Every year after the age of 40, you should receive a Social Security benefit statement about two months before your birthday. Study this document carefully, there’s a lot riding on it – the Social Security Administration uses that data to calculate your Social Security benefits, such as retirement, dependent and survivor benefits. What may seem like a minor error to you, such as a few years that have no record of earnings, can make a major difference in the amount of benefits you receive once you retire. In the worst case scenario, you could lose up to $200 a month.
If you notice that your benefit statement has errors, you should correct them as soon as possible. Start by gathering all the documents you have, such as old W-2s, tax returns or pay stubs. If you have these, the error should be corrected fairly quickly.
But what if you don’t have these documents and you no longer work for that employer? What if that employer has been bought by another company, or worse, gone out of business? That makes resolving the error more difficult, but not impossible. Again, start by gathering all the information you may have, no matter how informal, such as:
The name of the employer, where they were located and when you worked there
The names and contact information of any former co-workers or supervisors that you may have
An estimate of you how much you had earned for the missing period
If your name has changed since that time (due to marriage or divorce), provide the full name that you worked under
Now it’s time to contact the Social Security Administration to discuss the situation. You can call their help line (800.772.1213, Monday through Friday 7 a.m. – 7 p.m.) or stop by your local Social Security office to discuss the situation with someone face-to-face.

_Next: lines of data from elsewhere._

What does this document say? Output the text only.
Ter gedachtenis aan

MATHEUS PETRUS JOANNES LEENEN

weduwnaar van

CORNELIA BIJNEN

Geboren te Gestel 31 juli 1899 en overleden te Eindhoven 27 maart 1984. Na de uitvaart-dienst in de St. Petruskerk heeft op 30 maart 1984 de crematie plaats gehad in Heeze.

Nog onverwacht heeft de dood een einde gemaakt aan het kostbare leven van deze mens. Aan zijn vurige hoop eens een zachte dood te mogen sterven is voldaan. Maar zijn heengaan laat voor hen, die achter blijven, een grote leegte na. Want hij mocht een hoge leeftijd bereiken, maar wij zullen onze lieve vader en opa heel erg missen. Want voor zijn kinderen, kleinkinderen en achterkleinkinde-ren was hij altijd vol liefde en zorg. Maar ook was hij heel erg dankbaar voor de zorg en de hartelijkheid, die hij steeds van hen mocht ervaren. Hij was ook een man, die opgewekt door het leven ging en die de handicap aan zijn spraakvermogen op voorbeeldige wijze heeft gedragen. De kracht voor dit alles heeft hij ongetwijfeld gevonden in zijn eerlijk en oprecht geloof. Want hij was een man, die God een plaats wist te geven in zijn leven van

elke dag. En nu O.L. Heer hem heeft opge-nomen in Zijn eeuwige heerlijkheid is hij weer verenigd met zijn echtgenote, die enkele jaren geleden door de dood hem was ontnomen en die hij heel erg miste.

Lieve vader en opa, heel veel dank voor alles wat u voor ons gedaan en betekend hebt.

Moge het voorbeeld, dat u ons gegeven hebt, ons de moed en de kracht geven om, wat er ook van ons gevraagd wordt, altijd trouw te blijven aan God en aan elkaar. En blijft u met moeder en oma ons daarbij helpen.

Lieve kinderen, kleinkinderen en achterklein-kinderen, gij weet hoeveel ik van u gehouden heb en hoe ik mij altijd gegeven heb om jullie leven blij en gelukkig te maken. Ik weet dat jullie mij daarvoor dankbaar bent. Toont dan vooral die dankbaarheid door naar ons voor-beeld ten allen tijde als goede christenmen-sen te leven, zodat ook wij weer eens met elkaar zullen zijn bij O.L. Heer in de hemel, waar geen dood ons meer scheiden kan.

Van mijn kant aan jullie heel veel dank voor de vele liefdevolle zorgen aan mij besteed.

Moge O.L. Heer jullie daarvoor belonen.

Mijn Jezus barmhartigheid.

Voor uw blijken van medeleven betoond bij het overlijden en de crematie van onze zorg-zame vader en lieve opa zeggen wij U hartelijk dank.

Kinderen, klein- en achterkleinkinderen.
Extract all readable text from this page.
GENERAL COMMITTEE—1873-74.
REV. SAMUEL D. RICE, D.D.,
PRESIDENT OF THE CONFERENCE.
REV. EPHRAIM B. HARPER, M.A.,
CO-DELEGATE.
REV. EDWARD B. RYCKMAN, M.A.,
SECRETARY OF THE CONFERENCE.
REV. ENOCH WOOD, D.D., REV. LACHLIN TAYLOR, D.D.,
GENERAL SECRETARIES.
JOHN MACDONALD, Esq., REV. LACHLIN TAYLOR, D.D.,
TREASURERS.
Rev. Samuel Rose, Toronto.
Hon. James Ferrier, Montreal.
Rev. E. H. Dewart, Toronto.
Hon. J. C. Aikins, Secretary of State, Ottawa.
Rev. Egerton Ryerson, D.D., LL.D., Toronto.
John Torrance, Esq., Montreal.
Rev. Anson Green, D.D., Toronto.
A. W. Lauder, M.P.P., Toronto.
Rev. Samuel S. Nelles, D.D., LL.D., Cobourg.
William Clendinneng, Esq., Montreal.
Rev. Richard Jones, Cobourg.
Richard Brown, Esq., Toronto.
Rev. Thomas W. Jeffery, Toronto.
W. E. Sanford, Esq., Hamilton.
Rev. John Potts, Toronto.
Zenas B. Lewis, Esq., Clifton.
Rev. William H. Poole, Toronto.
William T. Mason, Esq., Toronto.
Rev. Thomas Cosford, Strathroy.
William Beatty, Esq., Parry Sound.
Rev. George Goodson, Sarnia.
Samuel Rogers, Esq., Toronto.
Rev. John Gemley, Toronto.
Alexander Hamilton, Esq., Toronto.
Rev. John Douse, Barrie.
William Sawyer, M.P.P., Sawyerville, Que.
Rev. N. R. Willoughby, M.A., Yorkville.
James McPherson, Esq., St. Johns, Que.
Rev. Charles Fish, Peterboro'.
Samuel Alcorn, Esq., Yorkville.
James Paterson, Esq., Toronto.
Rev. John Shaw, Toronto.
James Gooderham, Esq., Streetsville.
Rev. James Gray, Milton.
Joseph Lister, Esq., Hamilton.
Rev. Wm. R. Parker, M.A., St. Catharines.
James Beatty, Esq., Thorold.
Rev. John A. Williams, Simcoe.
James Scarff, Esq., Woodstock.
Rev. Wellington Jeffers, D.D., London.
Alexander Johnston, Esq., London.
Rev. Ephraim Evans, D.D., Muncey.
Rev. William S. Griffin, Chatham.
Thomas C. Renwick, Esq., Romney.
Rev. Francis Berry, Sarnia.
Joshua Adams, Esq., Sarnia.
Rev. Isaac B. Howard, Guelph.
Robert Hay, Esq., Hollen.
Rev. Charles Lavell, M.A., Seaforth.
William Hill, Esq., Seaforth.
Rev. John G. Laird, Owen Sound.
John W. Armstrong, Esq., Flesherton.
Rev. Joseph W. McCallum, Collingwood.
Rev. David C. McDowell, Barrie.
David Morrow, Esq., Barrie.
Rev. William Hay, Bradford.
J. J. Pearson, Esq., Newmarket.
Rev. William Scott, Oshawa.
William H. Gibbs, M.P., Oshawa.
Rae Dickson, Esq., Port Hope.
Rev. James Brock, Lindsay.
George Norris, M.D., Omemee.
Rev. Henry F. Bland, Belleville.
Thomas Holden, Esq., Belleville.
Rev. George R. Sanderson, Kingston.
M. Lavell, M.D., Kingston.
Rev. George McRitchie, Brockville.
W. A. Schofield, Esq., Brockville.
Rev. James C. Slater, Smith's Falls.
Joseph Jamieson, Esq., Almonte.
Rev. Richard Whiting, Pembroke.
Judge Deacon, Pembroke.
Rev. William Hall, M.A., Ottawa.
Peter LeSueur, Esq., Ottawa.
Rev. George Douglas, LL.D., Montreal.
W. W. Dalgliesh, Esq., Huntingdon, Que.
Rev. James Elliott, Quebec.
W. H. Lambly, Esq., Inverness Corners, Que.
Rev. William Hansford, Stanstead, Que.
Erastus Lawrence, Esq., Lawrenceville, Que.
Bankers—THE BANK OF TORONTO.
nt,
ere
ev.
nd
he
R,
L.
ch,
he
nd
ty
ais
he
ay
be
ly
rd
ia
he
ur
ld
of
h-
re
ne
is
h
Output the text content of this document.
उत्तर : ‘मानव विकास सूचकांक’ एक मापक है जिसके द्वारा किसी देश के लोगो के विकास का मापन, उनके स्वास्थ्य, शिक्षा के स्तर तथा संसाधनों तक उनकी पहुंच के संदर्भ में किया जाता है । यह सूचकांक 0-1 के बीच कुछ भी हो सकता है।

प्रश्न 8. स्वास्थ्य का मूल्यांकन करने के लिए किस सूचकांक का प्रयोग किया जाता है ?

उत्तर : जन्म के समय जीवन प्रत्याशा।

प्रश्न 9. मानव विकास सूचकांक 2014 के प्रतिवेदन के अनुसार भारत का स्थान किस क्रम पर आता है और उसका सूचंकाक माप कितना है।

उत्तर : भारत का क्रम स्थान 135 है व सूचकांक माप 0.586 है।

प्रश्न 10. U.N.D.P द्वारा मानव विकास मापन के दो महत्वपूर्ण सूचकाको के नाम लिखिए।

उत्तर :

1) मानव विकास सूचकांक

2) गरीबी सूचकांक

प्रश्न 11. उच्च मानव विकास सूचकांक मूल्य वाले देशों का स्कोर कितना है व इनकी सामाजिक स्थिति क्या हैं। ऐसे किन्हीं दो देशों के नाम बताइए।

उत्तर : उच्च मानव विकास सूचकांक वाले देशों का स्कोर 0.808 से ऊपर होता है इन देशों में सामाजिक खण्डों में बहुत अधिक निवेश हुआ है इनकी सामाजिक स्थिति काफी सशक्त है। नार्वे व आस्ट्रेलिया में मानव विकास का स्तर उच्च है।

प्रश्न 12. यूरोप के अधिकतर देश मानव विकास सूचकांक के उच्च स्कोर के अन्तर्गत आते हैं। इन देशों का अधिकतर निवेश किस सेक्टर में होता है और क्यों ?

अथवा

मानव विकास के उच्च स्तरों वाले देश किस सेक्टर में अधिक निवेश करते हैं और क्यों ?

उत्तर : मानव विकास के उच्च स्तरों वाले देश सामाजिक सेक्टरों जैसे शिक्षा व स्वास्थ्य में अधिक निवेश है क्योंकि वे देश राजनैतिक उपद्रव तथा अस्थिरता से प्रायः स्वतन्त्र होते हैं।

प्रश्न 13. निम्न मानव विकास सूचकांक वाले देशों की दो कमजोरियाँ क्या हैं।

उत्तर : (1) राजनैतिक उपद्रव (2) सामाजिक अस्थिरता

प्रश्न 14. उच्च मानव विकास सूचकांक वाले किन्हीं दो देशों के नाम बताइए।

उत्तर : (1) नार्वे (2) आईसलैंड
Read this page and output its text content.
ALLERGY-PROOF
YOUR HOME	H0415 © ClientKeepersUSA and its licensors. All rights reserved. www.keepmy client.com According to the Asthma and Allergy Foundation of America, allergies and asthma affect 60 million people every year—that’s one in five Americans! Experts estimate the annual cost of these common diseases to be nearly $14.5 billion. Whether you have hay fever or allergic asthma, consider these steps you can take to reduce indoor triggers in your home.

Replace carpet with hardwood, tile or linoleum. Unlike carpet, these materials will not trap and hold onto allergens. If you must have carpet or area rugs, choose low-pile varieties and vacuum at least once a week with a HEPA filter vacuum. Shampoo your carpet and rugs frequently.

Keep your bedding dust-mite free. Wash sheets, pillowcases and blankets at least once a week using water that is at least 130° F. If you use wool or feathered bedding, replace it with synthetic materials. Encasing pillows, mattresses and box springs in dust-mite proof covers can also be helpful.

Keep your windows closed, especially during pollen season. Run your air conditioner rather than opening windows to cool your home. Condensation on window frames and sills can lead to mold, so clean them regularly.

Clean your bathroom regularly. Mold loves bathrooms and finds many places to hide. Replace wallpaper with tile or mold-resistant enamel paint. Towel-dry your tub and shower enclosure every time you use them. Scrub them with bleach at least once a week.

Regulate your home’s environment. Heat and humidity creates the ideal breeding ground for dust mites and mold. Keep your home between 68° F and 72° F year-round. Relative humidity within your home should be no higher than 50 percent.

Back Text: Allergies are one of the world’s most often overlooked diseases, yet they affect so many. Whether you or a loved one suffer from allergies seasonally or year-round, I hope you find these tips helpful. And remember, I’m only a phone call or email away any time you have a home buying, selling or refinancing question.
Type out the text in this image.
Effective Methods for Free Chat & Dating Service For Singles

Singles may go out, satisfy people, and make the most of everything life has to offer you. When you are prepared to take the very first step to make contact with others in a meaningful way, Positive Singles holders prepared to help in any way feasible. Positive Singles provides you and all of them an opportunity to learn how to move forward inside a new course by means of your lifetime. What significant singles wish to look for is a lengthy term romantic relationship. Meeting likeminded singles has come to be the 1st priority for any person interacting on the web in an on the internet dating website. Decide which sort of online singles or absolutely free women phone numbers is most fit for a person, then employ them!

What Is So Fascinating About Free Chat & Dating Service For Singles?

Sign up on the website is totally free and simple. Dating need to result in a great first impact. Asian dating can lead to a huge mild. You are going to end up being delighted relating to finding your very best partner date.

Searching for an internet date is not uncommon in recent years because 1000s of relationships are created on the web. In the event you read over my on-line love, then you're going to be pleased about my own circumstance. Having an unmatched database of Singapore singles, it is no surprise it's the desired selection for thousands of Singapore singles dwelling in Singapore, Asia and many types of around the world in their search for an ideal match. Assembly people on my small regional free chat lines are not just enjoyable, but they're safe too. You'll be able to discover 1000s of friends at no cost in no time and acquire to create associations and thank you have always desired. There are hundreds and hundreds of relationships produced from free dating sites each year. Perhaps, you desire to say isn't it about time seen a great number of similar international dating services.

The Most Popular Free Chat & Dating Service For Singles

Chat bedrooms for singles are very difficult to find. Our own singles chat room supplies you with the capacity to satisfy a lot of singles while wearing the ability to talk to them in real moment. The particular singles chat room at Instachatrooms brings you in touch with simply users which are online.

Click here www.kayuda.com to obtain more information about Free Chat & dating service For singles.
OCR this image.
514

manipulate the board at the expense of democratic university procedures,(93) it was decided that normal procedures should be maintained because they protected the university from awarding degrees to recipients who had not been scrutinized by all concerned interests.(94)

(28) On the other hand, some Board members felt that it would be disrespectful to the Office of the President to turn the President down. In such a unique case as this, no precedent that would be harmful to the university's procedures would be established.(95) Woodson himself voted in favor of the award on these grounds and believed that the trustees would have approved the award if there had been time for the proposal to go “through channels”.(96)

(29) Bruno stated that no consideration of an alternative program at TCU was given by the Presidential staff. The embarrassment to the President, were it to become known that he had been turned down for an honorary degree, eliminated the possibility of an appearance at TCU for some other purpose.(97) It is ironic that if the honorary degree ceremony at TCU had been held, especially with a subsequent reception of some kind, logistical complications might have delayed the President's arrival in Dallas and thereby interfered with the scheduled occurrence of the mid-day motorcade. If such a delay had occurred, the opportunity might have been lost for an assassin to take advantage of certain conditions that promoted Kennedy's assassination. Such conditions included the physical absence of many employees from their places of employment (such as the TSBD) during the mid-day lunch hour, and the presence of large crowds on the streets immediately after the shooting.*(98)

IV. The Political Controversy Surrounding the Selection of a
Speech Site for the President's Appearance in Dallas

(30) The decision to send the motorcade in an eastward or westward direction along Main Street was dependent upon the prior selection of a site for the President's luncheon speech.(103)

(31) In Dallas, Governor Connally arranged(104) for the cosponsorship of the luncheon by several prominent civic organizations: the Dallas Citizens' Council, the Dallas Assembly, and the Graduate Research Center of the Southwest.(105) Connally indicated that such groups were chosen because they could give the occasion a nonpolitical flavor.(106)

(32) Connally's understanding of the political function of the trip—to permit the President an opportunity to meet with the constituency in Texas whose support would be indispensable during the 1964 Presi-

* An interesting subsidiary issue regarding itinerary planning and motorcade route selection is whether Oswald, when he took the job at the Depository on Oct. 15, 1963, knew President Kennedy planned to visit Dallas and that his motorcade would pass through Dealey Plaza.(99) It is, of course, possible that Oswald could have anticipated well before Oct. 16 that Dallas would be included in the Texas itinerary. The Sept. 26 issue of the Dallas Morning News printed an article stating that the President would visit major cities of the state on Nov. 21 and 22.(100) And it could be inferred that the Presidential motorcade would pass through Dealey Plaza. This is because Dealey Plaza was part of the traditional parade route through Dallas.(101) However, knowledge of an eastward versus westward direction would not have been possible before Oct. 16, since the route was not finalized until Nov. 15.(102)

For quicker service, it’s recommended to call early in the morning and later in the week or month. Whether you call or visit in person be prepared to wait. Depending on how much paperwork you have (or don’t have) and how long ago the mistake occurred, it could take several months to resolve.
Patience is key. Although the process may seem cumbersome, once the error is corrected, you may see a significant increase in overall benefits throughout your lifetime.